Ms. Wonderly loves exploring NASA’s website, especially the Eyes on the Solar System tool. It lets you view planets and moons in real time, compare their sizes, and even move through time to see how everything changes. It’s one of her favorite ways to learn more about Europa and the rest of our amazing solar system.

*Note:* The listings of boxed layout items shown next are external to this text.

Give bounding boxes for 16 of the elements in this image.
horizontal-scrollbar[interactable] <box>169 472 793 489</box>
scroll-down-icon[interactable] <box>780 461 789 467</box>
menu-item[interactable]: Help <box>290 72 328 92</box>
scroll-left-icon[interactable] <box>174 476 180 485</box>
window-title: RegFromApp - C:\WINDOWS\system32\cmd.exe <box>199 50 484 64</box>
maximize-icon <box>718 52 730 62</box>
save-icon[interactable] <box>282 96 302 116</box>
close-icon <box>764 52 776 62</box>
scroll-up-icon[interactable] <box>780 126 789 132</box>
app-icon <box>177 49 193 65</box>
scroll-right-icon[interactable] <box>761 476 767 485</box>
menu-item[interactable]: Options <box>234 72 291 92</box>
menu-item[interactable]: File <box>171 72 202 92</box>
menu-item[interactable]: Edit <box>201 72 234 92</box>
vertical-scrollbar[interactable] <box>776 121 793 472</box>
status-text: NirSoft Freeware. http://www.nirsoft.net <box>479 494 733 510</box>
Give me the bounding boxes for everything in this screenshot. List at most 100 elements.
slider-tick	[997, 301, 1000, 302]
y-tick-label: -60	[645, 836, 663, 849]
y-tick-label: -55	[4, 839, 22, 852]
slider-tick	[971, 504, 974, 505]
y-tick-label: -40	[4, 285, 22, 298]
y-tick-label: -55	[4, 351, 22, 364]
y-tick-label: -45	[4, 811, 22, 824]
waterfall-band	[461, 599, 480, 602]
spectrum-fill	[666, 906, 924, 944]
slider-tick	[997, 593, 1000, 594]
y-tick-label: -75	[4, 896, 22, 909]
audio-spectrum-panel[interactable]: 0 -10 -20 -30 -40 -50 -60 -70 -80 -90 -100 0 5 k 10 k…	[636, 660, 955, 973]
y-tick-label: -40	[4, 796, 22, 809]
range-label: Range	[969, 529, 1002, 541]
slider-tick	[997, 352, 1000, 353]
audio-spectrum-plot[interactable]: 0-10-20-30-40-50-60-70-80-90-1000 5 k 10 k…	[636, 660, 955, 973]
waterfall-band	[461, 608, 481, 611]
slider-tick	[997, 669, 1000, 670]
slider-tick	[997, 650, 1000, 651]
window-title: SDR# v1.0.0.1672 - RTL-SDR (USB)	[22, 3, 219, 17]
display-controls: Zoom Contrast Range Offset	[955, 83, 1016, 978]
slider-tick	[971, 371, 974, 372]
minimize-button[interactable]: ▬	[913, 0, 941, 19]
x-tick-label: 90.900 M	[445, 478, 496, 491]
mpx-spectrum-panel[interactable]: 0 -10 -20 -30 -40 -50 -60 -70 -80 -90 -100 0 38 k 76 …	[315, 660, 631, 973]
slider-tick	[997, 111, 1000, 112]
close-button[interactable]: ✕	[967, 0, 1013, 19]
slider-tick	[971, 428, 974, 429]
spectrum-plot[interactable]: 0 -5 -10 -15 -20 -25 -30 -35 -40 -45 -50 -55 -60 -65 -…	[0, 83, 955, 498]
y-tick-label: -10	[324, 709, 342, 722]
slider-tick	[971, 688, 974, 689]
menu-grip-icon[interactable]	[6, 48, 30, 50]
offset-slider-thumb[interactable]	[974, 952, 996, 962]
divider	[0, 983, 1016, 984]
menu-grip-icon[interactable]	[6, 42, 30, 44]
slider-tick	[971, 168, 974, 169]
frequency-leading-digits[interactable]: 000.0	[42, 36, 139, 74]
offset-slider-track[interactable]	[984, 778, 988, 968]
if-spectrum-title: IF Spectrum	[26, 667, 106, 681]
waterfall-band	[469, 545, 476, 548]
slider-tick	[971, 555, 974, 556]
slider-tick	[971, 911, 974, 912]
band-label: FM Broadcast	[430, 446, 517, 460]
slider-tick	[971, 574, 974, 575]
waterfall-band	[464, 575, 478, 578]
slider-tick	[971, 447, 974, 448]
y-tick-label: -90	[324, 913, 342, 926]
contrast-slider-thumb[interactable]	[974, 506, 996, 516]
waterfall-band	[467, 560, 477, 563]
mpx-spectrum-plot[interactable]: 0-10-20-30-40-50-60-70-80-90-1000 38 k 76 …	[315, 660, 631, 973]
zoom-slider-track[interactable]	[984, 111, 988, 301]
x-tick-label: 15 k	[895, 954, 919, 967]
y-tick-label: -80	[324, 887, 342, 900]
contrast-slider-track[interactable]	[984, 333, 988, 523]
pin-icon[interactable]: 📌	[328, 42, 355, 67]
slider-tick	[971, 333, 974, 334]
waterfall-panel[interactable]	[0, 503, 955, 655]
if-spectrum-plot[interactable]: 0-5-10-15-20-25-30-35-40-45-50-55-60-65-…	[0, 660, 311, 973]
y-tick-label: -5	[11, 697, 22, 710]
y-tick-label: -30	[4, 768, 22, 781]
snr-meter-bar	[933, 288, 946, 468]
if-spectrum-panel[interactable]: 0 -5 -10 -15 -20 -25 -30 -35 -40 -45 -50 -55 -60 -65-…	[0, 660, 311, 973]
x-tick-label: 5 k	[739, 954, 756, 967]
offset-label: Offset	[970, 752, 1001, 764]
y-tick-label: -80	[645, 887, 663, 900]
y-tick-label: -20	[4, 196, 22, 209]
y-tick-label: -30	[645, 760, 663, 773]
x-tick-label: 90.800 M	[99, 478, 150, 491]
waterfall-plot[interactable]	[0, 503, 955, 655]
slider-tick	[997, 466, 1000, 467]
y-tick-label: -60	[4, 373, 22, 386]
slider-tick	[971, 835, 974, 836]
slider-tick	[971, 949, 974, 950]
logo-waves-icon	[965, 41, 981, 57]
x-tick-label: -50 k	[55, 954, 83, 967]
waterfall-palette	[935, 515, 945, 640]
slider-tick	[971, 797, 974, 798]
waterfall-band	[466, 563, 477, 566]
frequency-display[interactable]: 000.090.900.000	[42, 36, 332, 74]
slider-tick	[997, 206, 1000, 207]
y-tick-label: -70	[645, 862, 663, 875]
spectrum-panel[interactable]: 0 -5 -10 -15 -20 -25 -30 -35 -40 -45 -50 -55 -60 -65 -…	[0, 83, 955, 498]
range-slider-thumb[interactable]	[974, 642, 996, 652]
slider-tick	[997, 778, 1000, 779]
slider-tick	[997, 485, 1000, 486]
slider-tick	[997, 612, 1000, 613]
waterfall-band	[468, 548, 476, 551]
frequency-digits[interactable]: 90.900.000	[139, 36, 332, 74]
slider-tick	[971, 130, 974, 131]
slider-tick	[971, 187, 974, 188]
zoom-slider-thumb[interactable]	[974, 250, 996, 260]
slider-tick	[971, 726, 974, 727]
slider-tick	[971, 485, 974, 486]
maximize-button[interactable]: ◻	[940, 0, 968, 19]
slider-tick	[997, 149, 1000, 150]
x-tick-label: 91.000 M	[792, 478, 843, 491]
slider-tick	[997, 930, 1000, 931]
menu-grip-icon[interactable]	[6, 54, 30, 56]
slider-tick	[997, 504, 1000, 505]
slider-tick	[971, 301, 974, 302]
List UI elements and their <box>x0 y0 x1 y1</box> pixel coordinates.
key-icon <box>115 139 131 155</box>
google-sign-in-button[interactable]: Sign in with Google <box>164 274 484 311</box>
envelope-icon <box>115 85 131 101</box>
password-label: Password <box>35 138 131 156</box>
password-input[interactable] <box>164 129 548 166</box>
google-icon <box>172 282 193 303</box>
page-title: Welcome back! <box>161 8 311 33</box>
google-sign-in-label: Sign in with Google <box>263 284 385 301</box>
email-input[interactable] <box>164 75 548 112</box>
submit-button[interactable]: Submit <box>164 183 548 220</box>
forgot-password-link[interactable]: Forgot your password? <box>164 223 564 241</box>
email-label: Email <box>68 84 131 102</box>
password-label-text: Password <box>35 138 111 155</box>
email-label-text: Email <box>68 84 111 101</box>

When Ms. Wonderly was growing up, she tore through every science book and magazine she could get her hands on. National Geographic Kids was her favorite and constant companion—dog-eared, underlined, and crammed into her backpack. She had two great obsessions back then: dinosaurs and outer space. She spent entire afternoons imagining what it would feel like to walk beside a T. rex or float over Saturn’s rings.
​
Now, she jokes that she somehow managed to turn her childhood daydreams into a job. Guiding the Curiosity Crew isn’t just teaching for her—it’s a chance to relive the excitement she felt as a kid and pass it on. Every time they dive into a new adventure, whether it’s the age of the dinosaurs or the edge of the Solar System, she feels like she’s sharing a piece of the wonder that shaped her.
​
She still keeps a stack of old science magazines in her classroom, just in case someone else in the Crew feels that same spark she did.


Time to explore!
Time to explore!

She has plenty of quirks the Crew already knows well—like how she won’t drink her tea until it cools to what she calls “thinking temperature.” She’s fearless about space and dinosaurs, but freezes at the sight of a big spider.
As a kid, she built cardboard rockets, memorized dinosaur names to impress her older cousin. She once stayed up all night watching a meteor shower, promising herself she’d never stop asking questions. It’s that same promise she now shares with her students every time a new adventure begins.